近年の著しい次世代シーケンサーの能力向上は、生物学分野の研究手法を一変させた。特に発現遺伝子を対象としたRNAseqは様々な手法が考案されており、様々な生物学的問題の解決に役立っている。
本研究では、従来PCR法を用いて行われてきたリボゾームRNAによる微生物集団構造解析を、このRNAseq法を用いたマッピングベースの手法によって代替すると共に、従来は多量に含まれるリボゾームRNAに隠れて同時に解析する事が難しかったトランスクリプトーム情報をも同時に解析する事を目指した検討を行った。
草津地方の酸性温泉河川でサンプリングされた河床バイオフィルムをターゲットとしてtotal RNAを調製し、それを鋳型として全RNAのcDNAライブラリーを構築した。
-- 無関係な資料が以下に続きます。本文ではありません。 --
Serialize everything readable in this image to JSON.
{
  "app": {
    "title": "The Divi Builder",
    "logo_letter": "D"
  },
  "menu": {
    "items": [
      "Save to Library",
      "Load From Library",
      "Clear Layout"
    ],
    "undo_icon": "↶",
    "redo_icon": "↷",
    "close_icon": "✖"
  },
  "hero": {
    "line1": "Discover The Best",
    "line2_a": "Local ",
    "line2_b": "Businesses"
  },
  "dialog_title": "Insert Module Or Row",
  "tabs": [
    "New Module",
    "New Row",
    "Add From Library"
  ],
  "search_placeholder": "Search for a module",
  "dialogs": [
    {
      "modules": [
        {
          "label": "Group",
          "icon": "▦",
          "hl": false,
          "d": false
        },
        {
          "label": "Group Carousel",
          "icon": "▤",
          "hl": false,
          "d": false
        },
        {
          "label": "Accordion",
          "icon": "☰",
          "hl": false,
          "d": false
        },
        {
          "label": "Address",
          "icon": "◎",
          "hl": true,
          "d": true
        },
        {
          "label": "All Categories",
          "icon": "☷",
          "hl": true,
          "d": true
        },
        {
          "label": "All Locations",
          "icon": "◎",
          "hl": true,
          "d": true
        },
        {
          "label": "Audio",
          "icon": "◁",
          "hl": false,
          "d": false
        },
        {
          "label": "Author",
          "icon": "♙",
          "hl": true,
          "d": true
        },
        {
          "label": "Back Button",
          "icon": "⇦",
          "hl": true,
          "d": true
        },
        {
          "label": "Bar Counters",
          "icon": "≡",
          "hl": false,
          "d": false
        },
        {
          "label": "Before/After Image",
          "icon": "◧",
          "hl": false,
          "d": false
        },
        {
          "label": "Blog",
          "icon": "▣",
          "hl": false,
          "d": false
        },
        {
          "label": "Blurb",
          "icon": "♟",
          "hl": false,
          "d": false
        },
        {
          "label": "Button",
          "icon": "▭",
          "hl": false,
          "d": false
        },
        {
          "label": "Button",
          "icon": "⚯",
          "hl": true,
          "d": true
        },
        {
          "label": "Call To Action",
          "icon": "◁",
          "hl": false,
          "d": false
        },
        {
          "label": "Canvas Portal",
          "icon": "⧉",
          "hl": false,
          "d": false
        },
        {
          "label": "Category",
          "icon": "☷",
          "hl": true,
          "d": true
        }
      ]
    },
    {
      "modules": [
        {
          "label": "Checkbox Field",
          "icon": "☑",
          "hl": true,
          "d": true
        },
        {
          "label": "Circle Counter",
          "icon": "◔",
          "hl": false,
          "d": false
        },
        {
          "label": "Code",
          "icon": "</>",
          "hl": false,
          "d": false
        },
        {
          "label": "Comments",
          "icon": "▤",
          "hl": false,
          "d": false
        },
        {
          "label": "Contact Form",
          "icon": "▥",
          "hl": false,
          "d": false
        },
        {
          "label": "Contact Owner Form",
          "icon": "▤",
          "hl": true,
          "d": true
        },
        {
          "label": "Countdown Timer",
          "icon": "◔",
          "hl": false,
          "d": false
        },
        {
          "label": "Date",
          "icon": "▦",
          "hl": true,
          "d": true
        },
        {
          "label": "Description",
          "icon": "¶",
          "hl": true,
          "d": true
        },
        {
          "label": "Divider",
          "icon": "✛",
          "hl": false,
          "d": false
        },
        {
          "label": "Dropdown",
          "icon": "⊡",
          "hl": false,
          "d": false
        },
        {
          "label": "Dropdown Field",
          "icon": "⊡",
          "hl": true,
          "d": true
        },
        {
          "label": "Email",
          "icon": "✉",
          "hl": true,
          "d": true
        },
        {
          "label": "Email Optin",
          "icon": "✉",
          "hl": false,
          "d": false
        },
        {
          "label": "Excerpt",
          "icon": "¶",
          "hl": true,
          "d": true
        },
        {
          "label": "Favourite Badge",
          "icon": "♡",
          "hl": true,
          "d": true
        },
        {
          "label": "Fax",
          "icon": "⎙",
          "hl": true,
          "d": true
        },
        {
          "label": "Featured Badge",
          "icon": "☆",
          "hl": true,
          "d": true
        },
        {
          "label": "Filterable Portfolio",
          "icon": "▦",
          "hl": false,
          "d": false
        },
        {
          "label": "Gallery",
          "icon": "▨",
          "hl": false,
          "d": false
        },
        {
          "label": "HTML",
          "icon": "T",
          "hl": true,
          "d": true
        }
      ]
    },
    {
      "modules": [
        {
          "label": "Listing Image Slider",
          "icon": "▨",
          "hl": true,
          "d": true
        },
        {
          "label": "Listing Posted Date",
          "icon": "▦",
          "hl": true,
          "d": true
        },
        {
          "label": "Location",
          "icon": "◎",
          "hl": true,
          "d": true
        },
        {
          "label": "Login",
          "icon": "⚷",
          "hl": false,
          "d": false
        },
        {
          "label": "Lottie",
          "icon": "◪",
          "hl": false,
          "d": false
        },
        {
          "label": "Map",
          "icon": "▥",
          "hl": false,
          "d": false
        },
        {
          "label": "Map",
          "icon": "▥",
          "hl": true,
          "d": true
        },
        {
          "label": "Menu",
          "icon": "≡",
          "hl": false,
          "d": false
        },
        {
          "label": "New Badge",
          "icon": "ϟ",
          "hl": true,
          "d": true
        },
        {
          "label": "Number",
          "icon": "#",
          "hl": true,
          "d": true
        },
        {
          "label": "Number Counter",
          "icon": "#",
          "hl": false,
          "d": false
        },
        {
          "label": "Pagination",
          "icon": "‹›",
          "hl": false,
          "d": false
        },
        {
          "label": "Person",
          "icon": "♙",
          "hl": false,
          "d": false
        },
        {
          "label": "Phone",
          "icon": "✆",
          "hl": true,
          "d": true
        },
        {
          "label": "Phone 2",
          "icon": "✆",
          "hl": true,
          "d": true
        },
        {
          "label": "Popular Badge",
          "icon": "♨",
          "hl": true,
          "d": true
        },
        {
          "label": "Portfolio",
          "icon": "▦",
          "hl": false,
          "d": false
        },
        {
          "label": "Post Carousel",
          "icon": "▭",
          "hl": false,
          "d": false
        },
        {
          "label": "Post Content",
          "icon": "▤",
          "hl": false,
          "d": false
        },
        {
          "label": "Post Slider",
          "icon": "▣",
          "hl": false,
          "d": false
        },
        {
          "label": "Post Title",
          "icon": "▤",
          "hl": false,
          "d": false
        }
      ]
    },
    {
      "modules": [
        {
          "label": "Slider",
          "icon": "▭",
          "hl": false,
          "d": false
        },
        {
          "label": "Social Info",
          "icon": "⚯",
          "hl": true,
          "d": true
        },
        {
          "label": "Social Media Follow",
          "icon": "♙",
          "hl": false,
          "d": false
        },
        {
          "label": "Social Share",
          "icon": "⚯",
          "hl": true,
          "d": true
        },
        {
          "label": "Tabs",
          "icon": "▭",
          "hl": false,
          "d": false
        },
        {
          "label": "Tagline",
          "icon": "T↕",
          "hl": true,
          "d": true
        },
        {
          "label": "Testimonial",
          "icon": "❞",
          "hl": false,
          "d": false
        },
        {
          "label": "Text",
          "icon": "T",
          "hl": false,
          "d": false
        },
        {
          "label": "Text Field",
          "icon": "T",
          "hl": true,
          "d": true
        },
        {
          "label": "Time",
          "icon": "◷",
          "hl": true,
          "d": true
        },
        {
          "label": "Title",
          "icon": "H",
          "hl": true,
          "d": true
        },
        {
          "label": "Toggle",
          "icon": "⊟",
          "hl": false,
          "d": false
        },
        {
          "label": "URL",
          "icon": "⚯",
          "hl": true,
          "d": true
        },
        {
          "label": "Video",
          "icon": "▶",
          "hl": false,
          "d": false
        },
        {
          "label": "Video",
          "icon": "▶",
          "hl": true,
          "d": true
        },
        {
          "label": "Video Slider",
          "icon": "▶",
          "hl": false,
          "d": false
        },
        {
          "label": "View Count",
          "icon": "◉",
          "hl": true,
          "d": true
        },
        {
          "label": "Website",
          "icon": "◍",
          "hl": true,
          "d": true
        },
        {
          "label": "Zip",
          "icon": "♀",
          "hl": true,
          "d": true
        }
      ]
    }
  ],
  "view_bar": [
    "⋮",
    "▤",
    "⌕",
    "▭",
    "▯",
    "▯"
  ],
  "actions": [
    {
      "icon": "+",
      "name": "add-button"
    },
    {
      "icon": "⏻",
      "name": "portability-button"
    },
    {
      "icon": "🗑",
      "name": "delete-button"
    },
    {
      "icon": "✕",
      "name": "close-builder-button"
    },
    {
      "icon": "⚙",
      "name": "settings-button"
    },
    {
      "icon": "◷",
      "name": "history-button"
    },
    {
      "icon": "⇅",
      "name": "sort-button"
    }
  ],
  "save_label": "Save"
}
このcDNAライブラリーをIllumina社のMiSeqにてシーケンスを行い、得られたリードをリボゾームRNAデータベースであるSilva release 108のRepSeqデータベースをレファレンスとしてマッピングした。さらに、マッピングされなかったリードをアッセンブルしたうえでコード領域を推定し、これをトランスクリプトームデータベースとしてバックマッピングを行う事で発現遺伝子のパターンの推定を行った。
サンプリングを行った河川は上流と下流でpHが異なる事から、これらのサンプル間で発現相違解析（DE解析）を行ったところ、複数のリボゾームRNAおよび発現遺伝子で大きな発現変動が認められた。そこでそれらの配列について定量PCRによる配列の存在量の定量を行い、マッピングによる定量値との比較を行った結果、リボゾームRNA・発現遺伝子いずれにおいてもその発現パターンは定量PCRとマッピングによる定量値との間で同じパターンが認められた。このことから、本法は定量性の高い微生物集団構造解析手段として用いられると同時に、発現遺伝子のパターンの把握が可能である事が明らかとなった。同時に、全サンプリングポイントよりウイルスの遺伝子が発現遺伝子として検出されており、プランクトン集団の消長に重要な影響を持つとされているウイルスの同時定量にも道を拓くと考えられた。